Erste Group: CEE Macro/Fixed Income Daily

Analysts’ views: 

RO IMF: In a recent interview, chief of the IMF/EU review mission for Romania, Jeffrey Franks, called for prudence over further monetary policy easing, urging the NBR to keep a close eye on inflation.. Although we currently see the 5.5% level of the key rate as appropriate, considering not only the jittery international context but also domestic risks, we do not rule out a continuation of the easing cycle in 1H12 (another 25bp cut in the key rate to 5.25%). Even though we too expect inflation to hit new record lows in the first half of this year (which is in line with the central bank’s view for 1H12), it is worthwhile reiterating that a further slowdown of inflation will mainly be the result of a favourable base effect in 1H12 while the monthly rates of inflation could be elevated.
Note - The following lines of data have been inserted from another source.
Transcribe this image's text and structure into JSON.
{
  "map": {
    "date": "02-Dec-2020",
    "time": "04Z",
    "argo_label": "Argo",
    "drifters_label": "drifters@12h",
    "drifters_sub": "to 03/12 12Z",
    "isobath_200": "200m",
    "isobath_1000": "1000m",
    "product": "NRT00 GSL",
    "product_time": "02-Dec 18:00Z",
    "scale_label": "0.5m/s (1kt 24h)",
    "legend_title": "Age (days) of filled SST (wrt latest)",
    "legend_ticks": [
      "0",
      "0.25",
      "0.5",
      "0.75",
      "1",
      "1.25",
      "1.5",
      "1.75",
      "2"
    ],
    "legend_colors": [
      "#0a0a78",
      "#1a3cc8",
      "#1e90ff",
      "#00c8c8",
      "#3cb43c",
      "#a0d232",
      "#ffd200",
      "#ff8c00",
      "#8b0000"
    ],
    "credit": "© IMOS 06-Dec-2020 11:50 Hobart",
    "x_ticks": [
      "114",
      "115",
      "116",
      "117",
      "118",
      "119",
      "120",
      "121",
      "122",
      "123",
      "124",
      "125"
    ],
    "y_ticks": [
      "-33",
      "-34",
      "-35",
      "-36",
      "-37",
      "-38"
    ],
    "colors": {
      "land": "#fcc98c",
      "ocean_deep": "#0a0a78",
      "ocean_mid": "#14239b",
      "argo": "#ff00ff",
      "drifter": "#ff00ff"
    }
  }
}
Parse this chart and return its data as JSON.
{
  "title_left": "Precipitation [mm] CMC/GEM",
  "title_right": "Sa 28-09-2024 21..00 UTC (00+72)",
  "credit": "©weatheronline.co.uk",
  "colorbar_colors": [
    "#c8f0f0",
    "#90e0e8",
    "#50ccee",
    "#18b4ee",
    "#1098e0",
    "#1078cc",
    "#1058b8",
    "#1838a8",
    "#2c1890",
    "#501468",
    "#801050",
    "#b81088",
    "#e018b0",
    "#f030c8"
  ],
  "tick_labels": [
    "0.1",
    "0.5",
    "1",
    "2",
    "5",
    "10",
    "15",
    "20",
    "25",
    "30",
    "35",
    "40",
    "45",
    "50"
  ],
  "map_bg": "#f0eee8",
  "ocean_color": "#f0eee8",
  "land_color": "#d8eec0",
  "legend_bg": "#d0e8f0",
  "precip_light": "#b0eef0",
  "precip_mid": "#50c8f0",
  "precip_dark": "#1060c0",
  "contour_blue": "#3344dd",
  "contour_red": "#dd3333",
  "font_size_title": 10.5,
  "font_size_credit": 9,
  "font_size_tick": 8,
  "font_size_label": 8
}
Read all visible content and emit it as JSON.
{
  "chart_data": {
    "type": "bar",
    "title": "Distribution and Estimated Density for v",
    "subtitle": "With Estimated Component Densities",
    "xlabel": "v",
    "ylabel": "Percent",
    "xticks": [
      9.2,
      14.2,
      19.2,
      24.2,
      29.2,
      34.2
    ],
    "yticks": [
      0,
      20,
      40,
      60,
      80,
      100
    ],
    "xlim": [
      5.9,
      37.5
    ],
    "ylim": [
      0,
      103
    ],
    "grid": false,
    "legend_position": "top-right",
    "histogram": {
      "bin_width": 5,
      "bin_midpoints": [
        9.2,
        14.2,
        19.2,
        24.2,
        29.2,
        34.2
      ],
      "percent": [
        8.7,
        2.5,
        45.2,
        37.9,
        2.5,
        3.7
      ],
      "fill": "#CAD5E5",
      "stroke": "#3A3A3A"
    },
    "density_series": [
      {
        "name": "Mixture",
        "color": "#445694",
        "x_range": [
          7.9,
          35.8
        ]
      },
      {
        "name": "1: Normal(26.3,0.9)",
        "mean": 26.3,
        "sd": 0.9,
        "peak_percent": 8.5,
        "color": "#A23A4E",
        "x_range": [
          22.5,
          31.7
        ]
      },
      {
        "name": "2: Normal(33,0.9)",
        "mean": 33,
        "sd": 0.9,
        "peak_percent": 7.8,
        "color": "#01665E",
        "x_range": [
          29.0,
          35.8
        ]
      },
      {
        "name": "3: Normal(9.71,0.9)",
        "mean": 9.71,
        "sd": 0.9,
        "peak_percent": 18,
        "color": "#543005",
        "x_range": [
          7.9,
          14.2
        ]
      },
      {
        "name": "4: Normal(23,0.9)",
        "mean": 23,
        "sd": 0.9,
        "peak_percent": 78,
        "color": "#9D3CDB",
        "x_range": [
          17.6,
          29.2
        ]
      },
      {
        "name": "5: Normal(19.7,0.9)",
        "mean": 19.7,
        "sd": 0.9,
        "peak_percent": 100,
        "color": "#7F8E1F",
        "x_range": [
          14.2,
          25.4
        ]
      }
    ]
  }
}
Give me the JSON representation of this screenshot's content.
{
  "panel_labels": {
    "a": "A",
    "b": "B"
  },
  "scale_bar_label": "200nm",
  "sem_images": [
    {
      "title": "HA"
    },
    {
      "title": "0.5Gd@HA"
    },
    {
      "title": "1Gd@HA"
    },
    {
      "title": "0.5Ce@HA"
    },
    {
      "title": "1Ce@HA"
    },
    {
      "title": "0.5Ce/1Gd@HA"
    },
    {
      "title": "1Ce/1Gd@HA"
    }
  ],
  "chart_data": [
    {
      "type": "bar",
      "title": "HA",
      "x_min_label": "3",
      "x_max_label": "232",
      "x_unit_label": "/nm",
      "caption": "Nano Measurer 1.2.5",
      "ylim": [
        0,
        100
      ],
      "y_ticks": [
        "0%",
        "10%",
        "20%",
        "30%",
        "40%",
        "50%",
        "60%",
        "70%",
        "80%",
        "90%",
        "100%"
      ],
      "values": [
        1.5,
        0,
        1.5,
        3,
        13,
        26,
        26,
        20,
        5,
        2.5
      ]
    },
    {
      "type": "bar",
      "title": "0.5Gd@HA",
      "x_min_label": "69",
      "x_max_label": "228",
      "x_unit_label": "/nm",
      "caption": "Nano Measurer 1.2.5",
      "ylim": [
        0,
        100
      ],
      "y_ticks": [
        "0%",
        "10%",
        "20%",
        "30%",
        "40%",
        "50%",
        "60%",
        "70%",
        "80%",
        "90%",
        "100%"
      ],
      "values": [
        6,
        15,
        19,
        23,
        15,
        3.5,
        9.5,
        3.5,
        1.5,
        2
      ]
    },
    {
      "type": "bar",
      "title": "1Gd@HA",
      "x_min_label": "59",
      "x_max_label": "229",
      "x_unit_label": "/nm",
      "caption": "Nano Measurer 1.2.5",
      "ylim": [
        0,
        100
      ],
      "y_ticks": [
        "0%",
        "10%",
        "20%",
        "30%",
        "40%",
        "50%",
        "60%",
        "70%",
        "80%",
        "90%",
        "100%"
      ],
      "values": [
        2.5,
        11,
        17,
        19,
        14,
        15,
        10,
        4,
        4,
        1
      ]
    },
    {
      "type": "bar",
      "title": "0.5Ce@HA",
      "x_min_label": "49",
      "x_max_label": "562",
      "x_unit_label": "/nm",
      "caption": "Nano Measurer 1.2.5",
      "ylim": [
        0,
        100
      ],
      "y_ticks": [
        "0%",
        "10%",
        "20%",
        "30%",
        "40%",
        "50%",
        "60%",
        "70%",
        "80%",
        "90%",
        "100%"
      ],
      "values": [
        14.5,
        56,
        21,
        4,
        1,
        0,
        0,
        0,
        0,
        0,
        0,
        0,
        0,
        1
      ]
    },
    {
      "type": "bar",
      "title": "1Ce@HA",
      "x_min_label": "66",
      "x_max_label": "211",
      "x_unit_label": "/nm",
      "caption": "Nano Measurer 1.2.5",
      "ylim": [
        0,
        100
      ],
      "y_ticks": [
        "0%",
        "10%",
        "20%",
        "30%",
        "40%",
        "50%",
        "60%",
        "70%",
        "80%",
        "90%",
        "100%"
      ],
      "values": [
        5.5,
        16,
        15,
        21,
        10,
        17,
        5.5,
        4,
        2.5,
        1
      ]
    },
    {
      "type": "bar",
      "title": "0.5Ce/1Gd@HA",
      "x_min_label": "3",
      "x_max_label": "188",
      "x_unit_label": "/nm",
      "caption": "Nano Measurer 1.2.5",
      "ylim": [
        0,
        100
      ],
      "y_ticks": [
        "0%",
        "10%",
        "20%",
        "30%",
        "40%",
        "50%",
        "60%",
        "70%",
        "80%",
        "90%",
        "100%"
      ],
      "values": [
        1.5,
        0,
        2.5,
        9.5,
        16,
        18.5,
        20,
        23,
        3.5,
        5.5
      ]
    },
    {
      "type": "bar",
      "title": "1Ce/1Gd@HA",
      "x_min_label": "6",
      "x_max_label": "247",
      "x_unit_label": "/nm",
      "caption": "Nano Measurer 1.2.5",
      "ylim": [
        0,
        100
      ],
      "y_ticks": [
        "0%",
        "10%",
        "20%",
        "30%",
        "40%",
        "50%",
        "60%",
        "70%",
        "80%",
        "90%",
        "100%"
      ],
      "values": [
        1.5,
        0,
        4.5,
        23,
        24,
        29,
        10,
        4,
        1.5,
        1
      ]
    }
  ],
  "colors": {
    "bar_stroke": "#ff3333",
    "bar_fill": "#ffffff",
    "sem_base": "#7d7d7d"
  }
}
We see EURRON at 4.32 by Dec-12. 

HU Macro: The spring session for the Parliament will be opened today with a change to the criticized laws which are the prerequisite for restarting negotiations about funding from international financial institutions at the forefront of most observers minds. However, these issues are not expected to be on the agenda in the Parliament this week. MP Antal Rog?n said on Saturday that it would be beneficial if first the European Commission in Brussels forms an opinion on the bills and they then go to parliament after that. He added that an agreement with the EU is possible on the three issues and Hungary could start formal talks with the European Union and the IMF in early March with an agreement being reached by the middle of the second quarter. We expect bond yiels to correct upwards from here towards 8.8% and the HUF to weaken to around EURHUF 300 before resuming a strengthening trend in the summer.  

Traders’ comments: 

CEE Fixed Income: CEE capital markets were unsurprisingly tense going into the weekend, ahead of the parliamentary vote in Greece. Even though the probability of a vote against the revised austerity package was low, it was nonnegligible and the negative consequences would have been enormous. As such, liquidity dried up as some market participants decided to take some chips off the table. This was compounded by weaker than expected consumer confidence in the US but the magnitude of the moves suggests that confidence in CEE markets remains intact. Indeed, international accounts were taking advantage of jumpy local sellers, buying on dips in Polish Eurobonds, which helped contain the sell-off. Hungary, as one would expect, was the underperformer but more telling with respect to underlying sentiment were opportunistic buyers in Croatian Eurobonds and the drop in yield at the shortend of the Romanian Eurobond curve. That said, given the severity of a sell-off that a no-vote would have generated, there was no real safe-haven bid in CEE with Czech bond yields also up by 5 – 9 bps following an overhang on the offered side. Another sign of the relative resilience in CEE was seen in the derivatives. The XOver widened 30 bps on Friday, the SovX CEE only 7 bps. Early indications are that CEE will benefit from the relief that the Greek parliament passed the budget on Sunday. CEE FX are already stronger this morning, led by quite a large move in CZK. A tightening of 17 bps in the XOver bodes well for the SovX CEE. Statements from Gergely Gulyas, a leading Hungarian lawmaker, that changes to legislation demanded by the European Union’s executive will be enforced by March, will likely also support a rebound in today’s trading session.